In his last State of the Union address, President Obama discussed raising the federal minimum wage to $10.10 an hour. Many other political leaders, like the mayor of Seattle, Washington, however, have already taken steps to raise the local minimum wage significantly higher to $15 an hour. What will these increases mean to owners of franchise businesses, especially those that are already struggling? It depends who you ask. Many business advocates are screaming that the increased labor costs will force businesses to lay off workers, raise prices or close altogether. Labor advocates, on the other hand, argue that the fresh influx of disposable income will invigorate the economy and boost all business.
Higher Minimum Wage: A Roadblock to Business?
Both sides of the argument were laid out in the article “Does a Higher Minimum Wage Hurt Franchising?” According to a press release, the president of the International Franchise Association stated that any significant boost in minimum wages would lead to “higher prices for consumers, lower foot traffic and sales for franchise owners, and ultimately, lost jobs and opportunities for employees to become managers or franchise owners. The franchise industry is a proven job creator and career builder, yet efforts to double the minimum wage to $15 would clearly jeopardize opportunities for existing and prospective employees.”
Could Higher Wages Help Businesses Profit?
The chief Legal officer at Costco, however, disagrees with the statements made by the IFA president. He said there is a “fundamental misunderstanding among many employers who focus on how little they can pay.” Well-paid workers, he argues, are much happier than those who struggle financially even though they work full time. “If you have the best people in the marketplace working very hard because they’re being paid better, you end up spending less on labor, not more,” the Costco executive said.
Myths Surrounding the Minimum Wage Discussion
According to the Department of Labor, there are many myths floating around the wage debate.

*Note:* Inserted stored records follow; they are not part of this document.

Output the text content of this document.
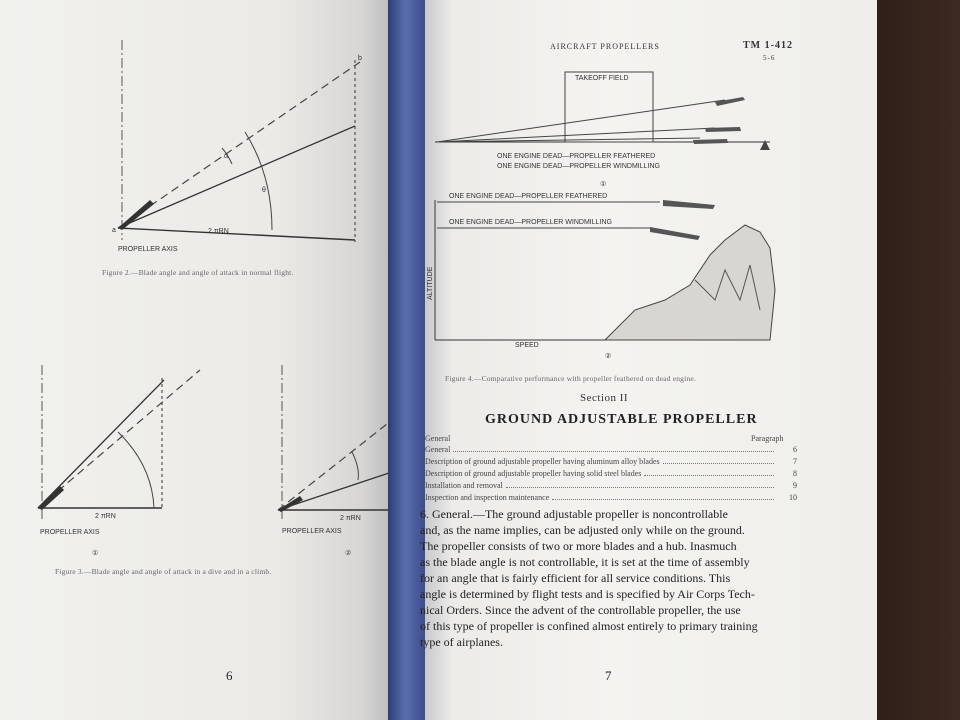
a
b
α
θ
2 πRN
PROPELLER AXIS
Figure 2.—Blade angle and angle of attack in normal flight.
2 πRN
PROPELLER AXIS
①
2 πRN
PROPELLER AXIS
②
Figure 3.—Blade angle and angle of attack in a dive and in a climb.
6
AIRCRAFT PROPELLERS	TM 1-412
5-6
TAKEOFF FIELD
ONE ENGINE DEAD—PROPELLER FEATHERED
ONE ENGINE DEAD—PROPELLER WINDMILLING
①
ONE ENGINE DEAD—PROPELLER FEATHERED
ONE ENGINE DEAD—PROPELLER WINDMILLING
SPEED
ALTITUDE
②
Figure 4.—Comparative performance with propeller feathered on dead engine.
Section II
GROUND ADJUSTABLE PROPELLER
General	Paragraph
General	6
Description of ground adjustable propeller having aluminum alloy blades	7
Description of ground adjustable propeller having solid steel blades	8
Installation and removal	9
Inspection and inspection maintenance	10
6. General.—The ground adjustable propeller is noncontrollable
and, as the name implies, can be adjusted only while on the ground.
The propeller consists of two or more blades and a hub. Inasmuch
as the blade angle is not controllable, it is set at the time of assembly
for an angle that is fairly efficient for all service conditions. This
angle is determined by flight tests and is specified by Air Corps Tech-
nical Orders. Since the advent of the controllable propeller, the use
of this type of propeller is confined almost entirely to primary training
type of airplanes.
7
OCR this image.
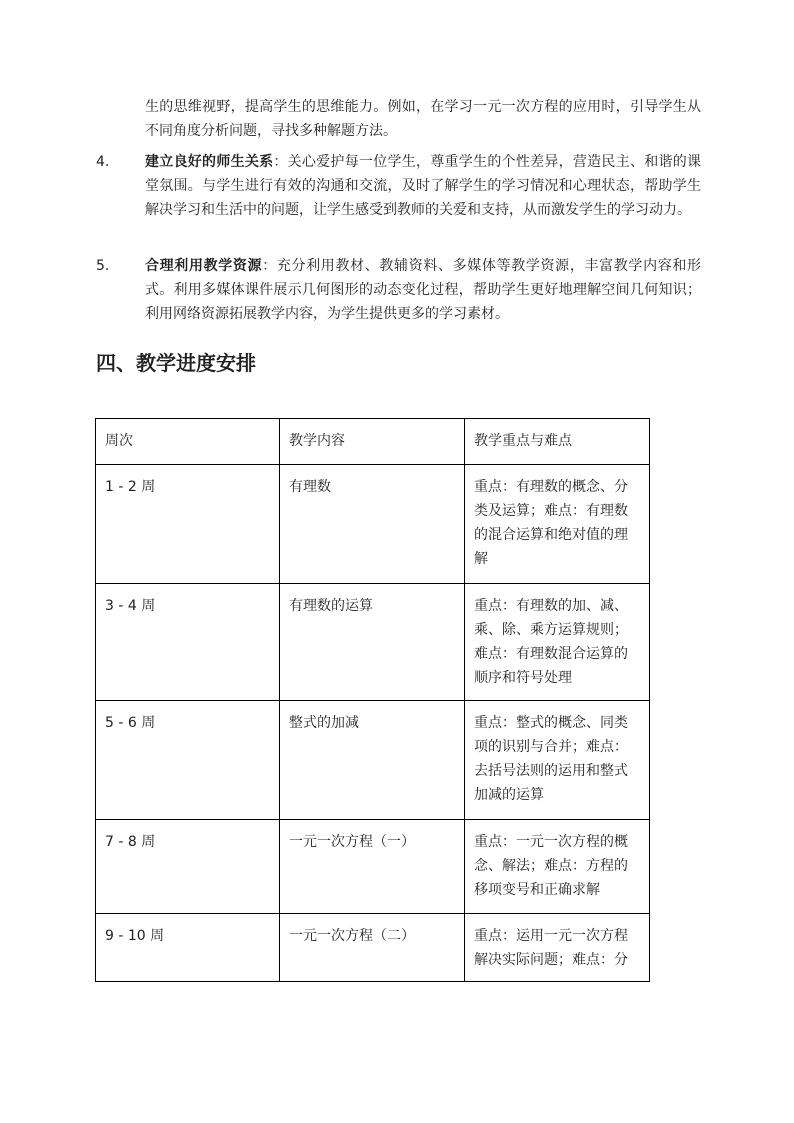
生的思维视野，提高学生的思维能力。例如，在学习一元一次方程的应用时，引导学生从不同角度分析问题，寻找多种解题方法。

4.	建立良好的师生关系：关心爱护每一位学生，尊重学生的个性差异，营造民主、和谐的课堂氛围。与学生进行有效的沟通和交流，及时了解学生的学习情况和心理状态，帮助学生解决学习和生活中的问题，让学生感受到教师的关爱和支持，从而激发学生的学习动力。

5.	合理利用教学资源：充分利用教材、教辅资料、多媒体等教学资源，丰富教学内容和形式。利用多媒体课件展示几何图形的动态变化过程，帮助学生更好地理解空间几何知识；利用网络资源拓展教学内容，为学生提供更多的学习素材。

四、教学进度安排
周次	教学内容	教学重点与难点
1 - 2 周	有理数	重点：有理数的概念、分类及运算；难点：有理数的混合运算和绝对值的理解
3 - 4 周	有理数的运算	重点：有理数的加、减、乘、除、乘方运算规则；难点：有理数混合运算的顺序和符号处理
5 - 6 周	整式的加减	重点：整式的概念、同类项的识别与合并；难点：去括号法则的运用和整式加减的运算
7 - 8 周	一元一次方程（一）	重点：一元一次方程的概念、解法；难点：方程的移项变号和正确求解
9 - 10 周	一元一次方程（二）	重点：运用一元一次方程解决实际问题；难点：分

Many believe that a minimum wage hike will only benefit teenagers working for pocket money. This is not true. 88 percent of minimum wage workers are over the age of 20. Other people believe that small businesses are unified against a raise in minimum wage because they can not afford it. The reality is that three out of five small business owners support the increase and think it would be good for business.
Whether you support it or not, it appears all but certain that a minimum wage increase is coming. The sensitive political nature of the topic has resulted in a split in opinions that has largely fallen along partisan lines. But it is up to the individual business owner to conduct real research, cut throughout the myths and determine what is best for their businesses.